Ein Land, das Fahrer wie Ayrton Senna hervorbrachte oder den ebenfalls dreimaligen Weltmeister Nelson Piquet, steht ohne Stammfahrer da. Immerhin wurde bei Aston Martin termingerecht zum PS-Karneval von Interlagos die Vertragsverlängerung mit Felipe Drugovich als Test- und Ersatzpilot fürs kommende Jahr bekannt gegeben.
Der 23 Jahre alte ehemalige Formel-2-Champion weiß aber auch, warum es für Brasilianer so schwer ist. "Der Motorsport ist dominiert von Europa", betonte er. Für einen Nachwuchspiloten aus Südamerika heißt das: "Du musst um die Welt reisen, du siehst deine Familie nicht oft. Es ist ziemlich schwer, wenn du nicht aus Europa kommst."
Hoffnungsträger Bortoleto
Dass zuletzt der 19 Jahre alte Gabriel Bortoleto den Titel in der Formel 3 gewann, nährte die Hoffnungen auf ein brasilianisches Comeback auch in der Startaufstellung beim Heimrennen. Der bisher letzte, der dort auch in São Paulo stand, war Felipe Massa. Ähnlich wie bei seinem Landsmann Rubens Barrichello reichte es bei Massa in der Formel-1-Biographie eher nur zu Helferdiensten. Der große Traum vom Titel blieb unerfüllt.
Allerdings nicht, wenn es nach dem Willen des 42-Jährigen und seinen Anwälten geht. Sie wollen wegen des Skandalrennens von Singapur 2008 die WM-Wertung vor 15 Jahren anfechten und warten vor dem möglichen Gang vor ein Zivilgericht noch auf eine Reaktion des Formel-1-Managements und des Internationalen Automobilverbandes.
Massa will WM-Wertung 2008 anfechten
Bei dem Rennen damals hatte es einen inszenierten Unfall gegeben, Massa war durch den Rennverlauf und einen schweren Boxenstopp-Patzer letztlich punktlos geblieben. Und beim Finale auf seiner Heim- und Hausstrecke reichte auch der Sieg nicht. Lewis Hamilton bescherte mit seinem Überholmanöver auf den letzten Metern gegen den damaligen Toyota-Piloten Timo Glock jenem Massa, dessen Familie in der Ferrari-Box und den brasilianischen Fans eine brachiale Emotionskollision.

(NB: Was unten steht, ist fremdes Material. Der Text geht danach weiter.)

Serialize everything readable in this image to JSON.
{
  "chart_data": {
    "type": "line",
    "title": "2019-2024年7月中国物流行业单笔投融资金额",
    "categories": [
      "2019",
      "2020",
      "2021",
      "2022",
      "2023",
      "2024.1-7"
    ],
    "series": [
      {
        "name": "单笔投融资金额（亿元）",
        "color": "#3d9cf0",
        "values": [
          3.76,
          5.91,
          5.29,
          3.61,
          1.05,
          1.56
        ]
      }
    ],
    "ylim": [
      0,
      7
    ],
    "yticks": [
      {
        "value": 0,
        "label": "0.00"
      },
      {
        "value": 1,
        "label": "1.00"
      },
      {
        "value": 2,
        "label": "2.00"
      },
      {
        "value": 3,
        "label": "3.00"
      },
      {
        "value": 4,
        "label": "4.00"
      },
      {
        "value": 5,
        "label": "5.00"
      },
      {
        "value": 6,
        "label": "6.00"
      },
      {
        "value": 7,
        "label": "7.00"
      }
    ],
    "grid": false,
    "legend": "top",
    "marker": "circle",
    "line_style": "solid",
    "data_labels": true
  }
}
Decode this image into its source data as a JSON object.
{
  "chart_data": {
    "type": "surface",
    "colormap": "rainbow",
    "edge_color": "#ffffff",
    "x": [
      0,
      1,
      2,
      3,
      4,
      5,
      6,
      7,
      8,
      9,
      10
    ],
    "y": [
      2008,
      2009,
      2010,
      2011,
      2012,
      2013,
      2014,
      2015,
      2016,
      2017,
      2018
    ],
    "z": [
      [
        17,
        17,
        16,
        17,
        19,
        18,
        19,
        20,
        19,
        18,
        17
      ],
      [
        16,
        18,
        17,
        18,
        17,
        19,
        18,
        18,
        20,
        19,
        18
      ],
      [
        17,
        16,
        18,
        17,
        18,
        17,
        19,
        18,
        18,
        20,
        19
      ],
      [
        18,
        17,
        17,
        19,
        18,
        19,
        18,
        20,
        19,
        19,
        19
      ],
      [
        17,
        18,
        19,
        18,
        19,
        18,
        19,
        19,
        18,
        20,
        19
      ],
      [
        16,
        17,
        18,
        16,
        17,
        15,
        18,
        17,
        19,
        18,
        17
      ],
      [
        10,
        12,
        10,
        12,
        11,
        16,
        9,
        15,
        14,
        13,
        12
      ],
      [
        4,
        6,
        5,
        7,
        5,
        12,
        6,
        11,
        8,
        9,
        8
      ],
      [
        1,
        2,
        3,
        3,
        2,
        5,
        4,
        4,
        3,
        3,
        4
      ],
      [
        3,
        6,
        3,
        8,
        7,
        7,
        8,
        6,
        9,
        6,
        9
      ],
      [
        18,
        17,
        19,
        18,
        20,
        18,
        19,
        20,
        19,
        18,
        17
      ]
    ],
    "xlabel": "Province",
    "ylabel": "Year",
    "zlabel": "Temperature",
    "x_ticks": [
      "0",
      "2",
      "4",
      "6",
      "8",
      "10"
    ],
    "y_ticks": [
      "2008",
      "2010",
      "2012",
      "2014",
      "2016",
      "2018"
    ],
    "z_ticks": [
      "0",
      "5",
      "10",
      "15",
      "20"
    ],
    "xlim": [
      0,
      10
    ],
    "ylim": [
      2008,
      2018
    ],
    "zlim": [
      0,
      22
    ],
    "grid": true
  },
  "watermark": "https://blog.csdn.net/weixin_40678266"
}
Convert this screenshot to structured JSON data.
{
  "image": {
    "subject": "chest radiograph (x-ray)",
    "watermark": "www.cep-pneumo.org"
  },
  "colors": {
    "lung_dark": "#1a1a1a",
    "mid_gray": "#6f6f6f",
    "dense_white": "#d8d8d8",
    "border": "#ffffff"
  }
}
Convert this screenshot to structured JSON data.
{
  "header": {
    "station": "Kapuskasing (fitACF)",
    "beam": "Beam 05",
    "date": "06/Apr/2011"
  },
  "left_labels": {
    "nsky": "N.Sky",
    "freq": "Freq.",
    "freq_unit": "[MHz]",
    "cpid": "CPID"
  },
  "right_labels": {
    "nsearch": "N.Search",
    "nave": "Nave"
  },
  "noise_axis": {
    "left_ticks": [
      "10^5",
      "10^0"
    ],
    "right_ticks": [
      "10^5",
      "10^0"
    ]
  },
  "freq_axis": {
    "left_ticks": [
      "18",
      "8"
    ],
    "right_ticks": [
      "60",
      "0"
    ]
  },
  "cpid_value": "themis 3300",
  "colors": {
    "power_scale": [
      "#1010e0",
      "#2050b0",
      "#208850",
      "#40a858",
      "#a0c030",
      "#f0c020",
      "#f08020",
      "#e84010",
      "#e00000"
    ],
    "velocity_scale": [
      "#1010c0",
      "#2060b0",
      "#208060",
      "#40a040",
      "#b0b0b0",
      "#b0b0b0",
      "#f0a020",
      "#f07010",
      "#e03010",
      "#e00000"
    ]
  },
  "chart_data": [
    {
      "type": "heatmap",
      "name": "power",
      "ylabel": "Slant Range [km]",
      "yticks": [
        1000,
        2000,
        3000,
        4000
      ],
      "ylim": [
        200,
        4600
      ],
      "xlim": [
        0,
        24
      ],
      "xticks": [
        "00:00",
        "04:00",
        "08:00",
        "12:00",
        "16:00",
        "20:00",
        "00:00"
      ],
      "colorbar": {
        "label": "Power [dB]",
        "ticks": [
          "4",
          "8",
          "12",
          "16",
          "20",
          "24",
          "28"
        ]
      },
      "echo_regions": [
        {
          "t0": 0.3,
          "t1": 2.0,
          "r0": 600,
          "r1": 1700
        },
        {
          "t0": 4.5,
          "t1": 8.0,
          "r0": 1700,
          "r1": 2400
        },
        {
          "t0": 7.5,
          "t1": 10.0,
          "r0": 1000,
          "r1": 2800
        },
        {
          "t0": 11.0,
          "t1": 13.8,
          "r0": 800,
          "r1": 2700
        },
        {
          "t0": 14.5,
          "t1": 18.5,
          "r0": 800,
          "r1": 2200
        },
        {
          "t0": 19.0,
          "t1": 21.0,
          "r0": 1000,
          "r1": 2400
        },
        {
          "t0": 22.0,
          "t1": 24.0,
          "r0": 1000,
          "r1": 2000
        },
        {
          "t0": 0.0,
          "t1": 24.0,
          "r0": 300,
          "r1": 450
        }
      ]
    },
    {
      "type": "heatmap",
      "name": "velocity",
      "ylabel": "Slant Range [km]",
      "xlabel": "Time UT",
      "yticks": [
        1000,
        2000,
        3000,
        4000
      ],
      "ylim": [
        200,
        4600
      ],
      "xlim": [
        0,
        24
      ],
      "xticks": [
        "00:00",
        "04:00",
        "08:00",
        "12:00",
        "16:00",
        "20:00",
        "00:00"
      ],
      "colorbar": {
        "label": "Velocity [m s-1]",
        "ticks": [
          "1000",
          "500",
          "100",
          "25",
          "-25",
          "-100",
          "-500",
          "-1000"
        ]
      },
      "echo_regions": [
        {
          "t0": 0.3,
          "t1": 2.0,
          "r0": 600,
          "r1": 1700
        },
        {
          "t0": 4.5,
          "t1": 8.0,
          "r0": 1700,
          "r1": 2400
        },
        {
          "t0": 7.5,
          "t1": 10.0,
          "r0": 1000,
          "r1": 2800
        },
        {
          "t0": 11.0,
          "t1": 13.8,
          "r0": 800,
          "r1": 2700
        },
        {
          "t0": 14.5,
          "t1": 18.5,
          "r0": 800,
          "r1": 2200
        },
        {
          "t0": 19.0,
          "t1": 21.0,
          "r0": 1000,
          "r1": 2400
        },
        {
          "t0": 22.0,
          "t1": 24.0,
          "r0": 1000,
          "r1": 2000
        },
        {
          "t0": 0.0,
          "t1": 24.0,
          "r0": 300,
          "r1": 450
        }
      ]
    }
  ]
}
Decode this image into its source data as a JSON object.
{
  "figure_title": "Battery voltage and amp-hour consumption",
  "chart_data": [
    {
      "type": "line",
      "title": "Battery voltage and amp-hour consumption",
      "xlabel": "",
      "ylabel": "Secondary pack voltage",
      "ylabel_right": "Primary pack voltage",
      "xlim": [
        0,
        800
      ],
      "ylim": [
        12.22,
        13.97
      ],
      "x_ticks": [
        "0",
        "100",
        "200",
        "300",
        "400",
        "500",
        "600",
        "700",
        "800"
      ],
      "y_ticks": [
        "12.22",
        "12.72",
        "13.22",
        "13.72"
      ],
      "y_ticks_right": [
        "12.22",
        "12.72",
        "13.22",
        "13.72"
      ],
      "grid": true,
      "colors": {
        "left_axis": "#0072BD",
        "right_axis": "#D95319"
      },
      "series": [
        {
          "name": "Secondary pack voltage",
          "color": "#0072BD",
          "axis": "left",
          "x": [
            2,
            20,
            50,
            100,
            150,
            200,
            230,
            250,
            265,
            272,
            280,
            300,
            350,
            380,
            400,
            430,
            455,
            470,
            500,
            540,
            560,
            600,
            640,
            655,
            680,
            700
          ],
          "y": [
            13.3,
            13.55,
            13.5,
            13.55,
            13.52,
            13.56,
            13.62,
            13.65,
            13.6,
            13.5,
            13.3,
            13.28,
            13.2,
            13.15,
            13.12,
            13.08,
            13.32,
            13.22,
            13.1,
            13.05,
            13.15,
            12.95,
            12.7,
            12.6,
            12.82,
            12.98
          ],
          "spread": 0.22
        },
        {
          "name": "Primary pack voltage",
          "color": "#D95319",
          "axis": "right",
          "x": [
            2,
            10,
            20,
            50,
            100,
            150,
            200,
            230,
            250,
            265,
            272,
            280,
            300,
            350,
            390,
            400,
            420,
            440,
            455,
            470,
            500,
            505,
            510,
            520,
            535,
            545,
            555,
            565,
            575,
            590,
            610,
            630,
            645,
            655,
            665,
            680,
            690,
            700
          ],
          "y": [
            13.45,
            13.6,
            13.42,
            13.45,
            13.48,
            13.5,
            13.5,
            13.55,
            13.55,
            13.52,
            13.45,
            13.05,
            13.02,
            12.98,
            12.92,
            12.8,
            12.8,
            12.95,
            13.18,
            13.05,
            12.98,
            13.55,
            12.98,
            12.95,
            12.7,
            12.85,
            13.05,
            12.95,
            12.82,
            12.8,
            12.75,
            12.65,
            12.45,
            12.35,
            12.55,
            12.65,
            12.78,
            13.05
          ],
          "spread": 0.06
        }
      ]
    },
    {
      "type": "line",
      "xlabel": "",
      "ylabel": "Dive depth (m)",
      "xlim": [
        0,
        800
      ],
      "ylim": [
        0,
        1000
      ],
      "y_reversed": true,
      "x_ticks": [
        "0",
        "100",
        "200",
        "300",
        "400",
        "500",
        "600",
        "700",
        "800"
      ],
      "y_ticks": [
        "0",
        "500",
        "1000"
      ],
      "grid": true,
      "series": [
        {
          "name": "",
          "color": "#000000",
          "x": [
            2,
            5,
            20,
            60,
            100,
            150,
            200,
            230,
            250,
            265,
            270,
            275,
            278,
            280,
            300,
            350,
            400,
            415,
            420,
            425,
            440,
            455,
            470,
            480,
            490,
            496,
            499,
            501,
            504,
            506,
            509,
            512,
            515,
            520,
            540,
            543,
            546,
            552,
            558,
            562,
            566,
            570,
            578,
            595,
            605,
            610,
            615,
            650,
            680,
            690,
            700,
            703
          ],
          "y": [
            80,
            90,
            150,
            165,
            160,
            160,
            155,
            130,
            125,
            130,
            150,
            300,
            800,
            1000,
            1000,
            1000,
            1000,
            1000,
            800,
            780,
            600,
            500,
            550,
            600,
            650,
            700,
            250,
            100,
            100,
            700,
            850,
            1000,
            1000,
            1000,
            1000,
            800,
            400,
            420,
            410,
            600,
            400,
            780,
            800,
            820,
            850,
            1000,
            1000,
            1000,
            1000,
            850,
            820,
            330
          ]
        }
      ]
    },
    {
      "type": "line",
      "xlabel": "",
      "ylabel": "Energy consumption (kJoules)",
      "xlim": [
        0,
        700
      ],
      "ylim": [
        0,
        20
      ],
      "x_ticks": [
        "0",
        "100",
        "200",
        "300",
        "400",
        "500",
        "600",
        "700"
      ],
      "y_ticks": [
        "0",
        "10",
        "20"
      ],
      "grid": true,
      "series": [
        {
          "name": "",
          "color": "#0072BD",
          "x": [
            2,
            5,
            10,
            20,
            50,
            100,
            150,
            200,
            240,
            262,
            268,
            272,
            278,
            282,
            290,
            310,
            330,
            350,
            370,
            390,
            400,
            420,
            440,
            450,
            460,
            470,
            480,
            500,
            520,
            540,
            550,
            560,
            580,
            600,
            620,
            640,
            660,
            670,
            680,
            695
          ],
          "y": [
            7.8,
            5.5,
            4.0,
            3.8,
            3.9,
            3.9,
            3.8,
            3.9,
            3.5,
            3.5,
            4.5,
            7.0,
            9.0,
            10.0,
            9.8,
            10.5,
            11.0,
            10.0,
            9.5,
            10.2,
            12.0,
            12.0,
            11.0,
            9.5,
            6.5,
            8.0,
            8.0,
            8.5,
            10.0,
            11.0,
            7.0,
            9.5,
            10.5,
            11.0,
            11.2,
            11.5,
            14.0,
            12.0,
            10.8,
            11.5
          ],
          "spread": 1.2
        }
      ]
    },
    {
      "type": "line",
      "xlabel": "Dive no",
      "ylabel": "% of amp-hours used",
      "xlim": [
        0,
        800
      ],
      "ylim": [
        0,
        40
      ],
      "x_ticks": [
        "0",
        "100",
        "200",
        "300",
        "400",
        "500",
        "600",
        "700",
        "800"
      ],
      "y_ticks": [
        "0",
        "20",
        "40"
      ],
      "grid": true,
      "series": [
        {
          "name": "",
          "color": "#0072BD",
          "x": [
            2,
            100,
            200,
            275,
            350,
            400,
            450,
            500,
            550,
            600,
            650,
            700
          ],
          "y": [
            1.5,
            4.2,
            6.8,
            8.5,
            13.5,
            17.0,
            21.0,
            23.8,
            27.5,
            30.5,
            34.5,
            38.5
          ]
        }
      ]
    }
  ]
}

"Das war damals schon verrückt, ich habe mich damals wie der Staatsfeind Nummer 1 gefühlt", erinnerte sich Hamilton nun an das Geschehen von damals. Angesprochen auf Massas Versuch, nachträglich die WM zu gewinnen, schwiegen die Fahrer eher, Hamilton entgegnete lediglich: "Ich schenke dem keine Beachtung."
Nummer zwei hinter Fußball
Selbst in den brasilianischen Zeitungen spielte der WM-Zurückeroberungszug von Massa, der wohl auch nicht zum Grand Prix an die Strecke kommen wird, keine Rolle. Stattdessen beherrschte das bevorstehende Finale der Copa Libertadores am Samstag in Rio zwischen Fluminense und Argentiniens Kult-Club Boca Juniors eher die Sport-Schlagzeilen. Fußball mit heimischer Beteiligung schlägt Formel 1 ohne Stammfahrer.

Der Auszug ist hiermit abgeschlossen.